- New tax law limits gamblers to deducting only 90% of losses starting in 2026, forcing players to pay taxes on money they never actually won.
- Many pros are considering retirement as casino operators report dropping tournament participation and scaled-back bookings for 2026.
- Nevada lawmakers are pushing for reversal, but Congress needs to act quickly before the damage becomes permanent.
LAS VEGAS - The poker world is bracing for a financial blow that could reshape the game's landscape across America, and it all starts with a provision buried deep in President Trump's One Big Beautiful Bill Act.
Both professional and recreational players will have to deal with a harsh new reality starting in 2026. They are only able to deduct 90% of their gambling losses from their profits when it comes time for taxes. This seemingly small change has huge implications for anyone who takes poker seriously.
The data reveals a brutal picture. Consider a professional who earns $100,000 from tournament victories but spends the same amount on losses and buy-ins over the course of the year. Prior to this law, the IRS considered that to be breaking even. The same gamer now has to pay taxes on $10,000 that they never received. Their decision to continue competing or pursue another career rests heavily on the additional tax burden.
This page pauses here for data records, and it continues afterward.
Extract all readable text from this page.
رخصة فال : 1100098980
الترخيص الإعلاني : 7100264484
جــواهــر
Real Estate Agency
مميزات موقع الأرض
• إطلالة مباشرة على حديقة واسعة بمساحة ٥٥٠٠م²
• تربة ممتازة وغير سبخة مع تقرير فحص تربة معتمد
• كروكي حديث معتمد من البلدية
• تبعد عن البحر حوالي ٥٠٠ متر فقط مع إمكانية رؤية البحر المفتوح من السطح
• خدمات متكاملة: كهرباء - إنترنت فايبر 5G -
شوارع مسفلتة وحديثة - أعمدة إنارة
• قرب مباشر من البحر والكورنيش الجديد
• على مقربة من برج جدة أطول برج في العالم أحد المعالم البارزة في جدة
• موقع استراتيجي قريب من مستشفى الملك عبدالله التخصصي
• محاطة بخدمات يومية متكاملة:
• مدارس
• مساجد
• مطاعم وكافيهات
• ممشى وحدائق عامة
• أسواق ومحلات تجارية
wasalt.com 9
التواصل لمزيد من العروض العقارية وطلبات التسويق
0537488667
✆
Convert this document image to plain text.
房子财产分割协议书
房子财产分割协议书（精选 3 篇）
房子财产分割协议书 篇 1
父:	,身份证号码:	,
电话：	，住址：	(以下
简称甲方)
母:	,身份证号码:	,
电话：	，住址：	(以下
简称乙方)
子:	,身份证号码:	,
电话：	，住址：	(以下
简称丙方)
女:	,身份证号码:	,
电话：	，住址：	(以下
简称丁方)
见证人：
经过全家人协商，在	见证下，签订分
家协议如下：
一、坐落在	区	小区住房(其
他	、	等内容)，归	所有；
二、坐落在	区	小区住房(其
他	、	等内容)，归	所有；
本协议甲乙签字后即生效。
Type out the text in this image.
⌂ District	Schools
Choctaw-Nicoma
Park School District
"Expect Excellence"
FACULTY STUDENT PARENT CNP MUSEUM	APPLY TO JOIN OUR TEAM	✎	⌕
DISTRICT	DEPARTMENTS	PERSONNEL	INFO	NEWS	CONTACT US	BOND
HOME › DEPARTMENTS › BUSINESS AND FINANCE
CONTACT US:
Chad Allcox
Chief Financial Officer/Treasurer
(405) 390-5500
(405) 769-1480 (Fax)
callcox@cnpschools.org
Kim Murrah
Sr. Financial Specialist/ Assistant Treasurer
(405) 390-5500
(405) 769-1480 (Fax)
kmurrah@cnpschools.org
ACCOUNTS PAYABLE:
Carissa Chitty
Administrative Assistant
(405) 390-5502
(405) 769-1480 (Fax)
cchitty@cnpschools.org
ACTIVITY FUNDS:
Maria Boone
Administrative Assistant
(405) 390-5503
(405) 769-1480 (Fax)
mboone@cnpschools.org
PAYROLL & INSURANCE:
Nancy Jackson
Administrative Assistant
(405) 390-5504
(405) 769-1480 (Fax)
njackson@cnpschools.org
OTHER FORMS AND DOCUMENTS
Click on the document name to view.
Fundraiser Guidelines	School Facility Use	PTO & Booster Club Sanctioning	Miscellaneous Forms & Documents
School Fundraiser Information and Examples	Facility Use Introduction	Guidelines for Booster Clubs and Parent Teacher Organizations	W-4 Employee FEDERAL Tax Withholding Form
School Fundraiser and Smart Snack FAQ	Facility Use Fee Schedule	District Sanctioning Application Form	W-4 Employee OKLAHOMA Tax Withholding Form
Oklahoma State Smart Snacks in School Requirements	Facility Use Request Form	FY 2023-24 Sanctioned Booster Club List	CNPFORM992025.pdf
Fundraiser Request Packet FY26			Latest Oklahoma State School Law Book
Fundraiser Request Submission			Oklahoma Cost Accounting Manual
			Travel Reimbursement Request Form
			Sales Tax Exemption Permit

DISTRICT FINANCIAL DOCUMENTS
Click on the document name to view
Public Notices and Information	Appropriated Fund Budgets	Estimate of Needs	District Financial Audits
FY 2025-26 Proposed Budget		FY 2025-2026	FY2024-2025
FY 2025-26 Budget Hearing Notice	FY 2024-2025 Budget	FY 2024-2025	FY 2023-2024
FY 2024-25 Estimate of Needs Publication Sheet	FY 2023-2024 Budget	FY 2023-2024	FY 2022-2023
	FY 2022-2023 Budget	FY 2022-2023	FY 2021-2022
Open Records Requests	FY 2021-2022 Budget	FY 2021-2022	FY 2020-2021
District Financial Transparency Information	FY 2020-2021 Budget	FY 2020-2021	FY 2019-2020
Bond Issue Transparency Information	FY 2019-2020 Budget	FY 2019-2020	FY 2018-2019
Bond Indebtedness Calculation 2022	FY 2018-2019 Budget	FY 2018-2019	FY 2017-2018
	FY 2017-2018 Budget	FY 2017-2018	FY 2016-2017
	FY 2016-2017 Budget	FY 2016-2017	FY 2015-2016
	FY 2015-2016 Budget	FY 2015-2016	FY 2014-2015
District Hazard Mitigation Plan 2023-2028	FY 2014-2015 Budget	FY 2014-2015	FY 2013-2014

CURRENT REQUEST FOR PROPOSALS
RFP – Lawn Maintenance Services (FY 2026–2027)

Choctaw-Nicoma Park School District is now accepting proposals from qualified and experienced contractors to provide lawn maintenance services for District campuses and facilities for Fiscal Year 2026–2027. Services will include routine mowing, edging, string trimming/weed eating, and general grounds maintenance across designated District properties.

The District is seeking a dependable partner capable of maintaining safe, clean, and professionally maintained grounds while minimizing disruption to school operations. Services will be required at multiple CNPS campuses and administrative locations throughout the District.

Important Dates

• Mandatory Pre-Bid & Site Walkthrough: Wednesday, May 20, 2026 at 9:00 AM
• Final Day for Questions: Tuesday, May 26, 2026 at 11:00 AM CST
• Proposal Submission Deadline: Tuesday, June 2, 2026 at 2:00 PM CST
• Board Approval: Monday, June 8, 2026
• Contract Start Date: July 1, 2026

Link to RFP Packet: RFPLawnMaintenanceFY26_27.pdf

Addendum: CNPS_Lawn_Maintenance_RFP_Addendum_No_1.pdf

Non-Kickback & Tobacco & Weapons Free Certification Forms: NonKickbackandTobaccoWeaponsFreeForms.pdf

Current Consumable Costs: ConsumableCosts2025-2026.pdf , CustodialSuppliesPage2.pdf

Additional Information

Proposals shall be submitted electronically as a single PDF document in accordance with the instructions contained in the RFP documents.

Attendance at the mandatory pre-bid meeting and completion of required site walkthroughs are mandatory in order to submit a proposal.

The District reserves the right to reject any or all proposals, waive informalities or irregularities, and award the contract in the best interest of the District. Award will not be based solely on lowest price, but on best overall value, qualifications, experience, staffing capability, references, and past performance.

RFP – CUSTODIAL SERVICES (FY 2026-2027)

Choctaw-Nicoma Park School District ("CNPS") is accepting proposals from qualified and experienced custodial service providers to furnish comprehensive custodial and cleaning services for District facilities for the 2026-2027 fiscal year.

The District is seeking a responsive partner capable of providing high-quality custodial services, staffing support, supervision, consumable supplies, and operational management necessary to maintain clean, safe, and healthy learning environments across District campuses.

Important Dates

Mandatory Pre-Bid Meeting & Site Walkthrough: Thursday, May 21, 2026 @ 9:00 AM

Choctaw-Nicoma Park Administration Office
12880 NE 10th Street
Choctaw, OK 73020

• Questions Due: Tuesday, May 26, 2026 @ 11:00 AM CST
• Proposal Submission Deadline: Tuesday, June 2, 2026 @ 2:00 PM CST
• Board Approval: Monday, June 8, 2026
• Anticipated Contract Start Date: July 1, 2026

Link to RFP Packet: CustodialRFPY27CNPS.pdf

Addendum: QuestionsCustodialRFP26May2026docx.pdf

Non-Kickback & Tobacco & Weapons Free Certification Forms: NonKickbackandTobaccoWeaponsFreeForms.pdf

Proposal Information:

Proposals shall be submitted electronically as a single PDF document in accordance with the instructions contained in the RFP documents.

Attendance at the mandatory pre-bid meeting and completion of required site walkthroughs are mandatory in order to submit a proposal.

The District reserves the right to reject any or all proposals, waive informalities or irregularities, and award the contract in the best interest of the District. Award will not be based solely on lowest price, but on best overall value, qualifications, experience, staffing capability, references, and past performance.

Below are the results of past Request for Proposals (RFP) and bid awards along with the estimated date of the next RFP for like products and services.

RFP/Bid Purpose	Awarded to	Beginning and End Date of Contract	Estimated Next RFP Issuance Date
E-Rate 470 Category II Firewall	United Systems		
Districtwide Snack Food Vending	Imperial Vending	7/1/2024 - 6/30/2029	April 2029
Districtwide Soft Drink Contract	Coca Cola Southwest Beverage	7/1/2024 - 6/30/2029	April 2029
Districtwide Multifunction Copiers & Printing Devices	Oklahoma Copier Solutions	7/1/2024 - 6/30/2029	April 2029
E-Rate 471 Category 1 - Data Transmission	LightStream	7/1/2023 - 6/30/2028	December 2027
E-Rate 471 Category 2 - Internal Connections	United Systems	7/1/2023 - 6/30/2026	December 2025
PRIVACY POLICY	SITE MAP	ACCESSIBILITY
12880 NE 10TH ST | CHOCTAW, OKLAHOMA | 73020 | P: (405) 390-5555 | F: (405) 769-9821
The Tax Fallout Has Already Begun
Erik Seidel, a ten-time World Series of Poker bracelet winner and member of the Poker Hall of Fame, has stated that he may be forced to retire. His worries are not unique to him. Professional poker player groups in states with poker are considering significant reductions or complete withdrawals from the game.
The consequences are not limited to individual players. According to casino operators, players are already cutting back on their 2026 plans, which could result in fewer people attending big events like the WSOP. As the tax burden makes grinding tournaments financially unfeasible, even Nevada online poker companies are concerned about smaller player pools.
Ahead of the Super Bowl and March Madness, sportsbooks are experiencing slowdowns as recreational bettors reevaluate their gambling budgets. For a business currently juggling regulatory obstacles in several places, the timing couldn't be worse.
Bills to reinstate the full deduction have been proposed by Nevada politicians from both parties, but the outcome is still unclear. American Gaming Association CEO Bill Miller is still optimistic about an early 2026 resolution, but Congress would need to overcome its reluctance to reopen Trump's flagship legislation. Until then, the poker community has to put up with an uncomfortable waiting game because their livelihoods are in danger.